Given a set of non-overlapping intervals, insert a new interval into the intervals (merge if necessary).
You may assume that the intervals were initially sorted according to their start times.
Example 1:
Input: intervals = [[1,3],[6,9]], newInterval = [2,5]
Output: [[1,5],[6,9]]
Example 2:
Input: intervals = [[1,2],[3,5],[6,7],[8,10],[12,16]], newInterval = [4,8]
Output: [[1,2],[3,10],[12,16]]
Explanation: Because the new interval [4,8] overlaps with [3,5],[6,7],[8,10].

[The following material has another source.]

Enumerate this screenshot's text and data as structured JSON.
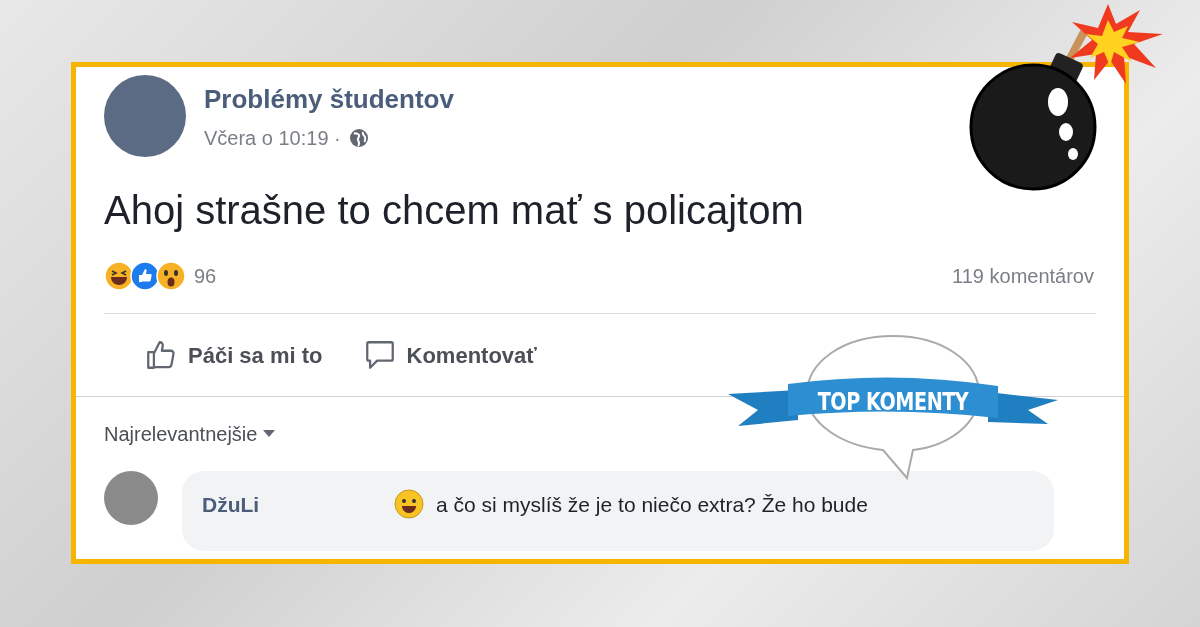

The solution is very easy. The explanation has been provided in the code as a comment.
/*
* File : Insert_overlapping_interval.cpp
*/
#include<iostream>
#include<string>
#include<vector>
using namespace std;
struct Interval
{
int start;
int end;
Interval() : start(0), end(0) {}
Interval(int s, int e) : start(s), end(e) {}
};
static bool compare(Interval a, Interval b)
{
return (a.start<b.start);
}
vector<Interval> insert_interval(vector<Interval>& intervals, Interval newInterval)
{
// simply push the new interval to the old interval
intervals.push_back(newInterval);
//sort all the intervals
sort(intervals.begin(), intervals.end(), compare);
//vector to store the final result.
vector<Interval> result;
//insert the first interval
result.push_back(intervals[0]);
for (auto interval: intervals)
{
// if the end of the current interval is greater than the
// beginning of the next interval, then merge it
if(result.back().end >= interval.start)
result.back().end = max(interval.end, result.back().end);
else
result.push_back(interval);
}
return result;
}
int main()
{
vector<Interval> Intervals;
Interval newInterval;
newInterval.start = 1;
newInterval.end = 2;
Intervals.push_back(newInterval);
newInterval.start = 3;
newInterval.end = 5;
Intervals.push_back(newInterval);
newInterval.start = 6;
newInterval.end = 7;
Intervals.push_back(newInterval);
newInterval.start = 8;
newInterval.end = 10;
Intervals.push_back(newInterval);
newInterval.start = 12;
newInterval.end = 16;
Intervals.push_back(newInterval);
newInterval.start = 4;
newInterval.end = 9;
vector<Interval> ans =
insert_interval(Intervals, newInterval);
for (int i = 0; i < ans.size(); i++)
cout << ans[i].start << ", "
<< ans[i].end << "\n";
return 0;
}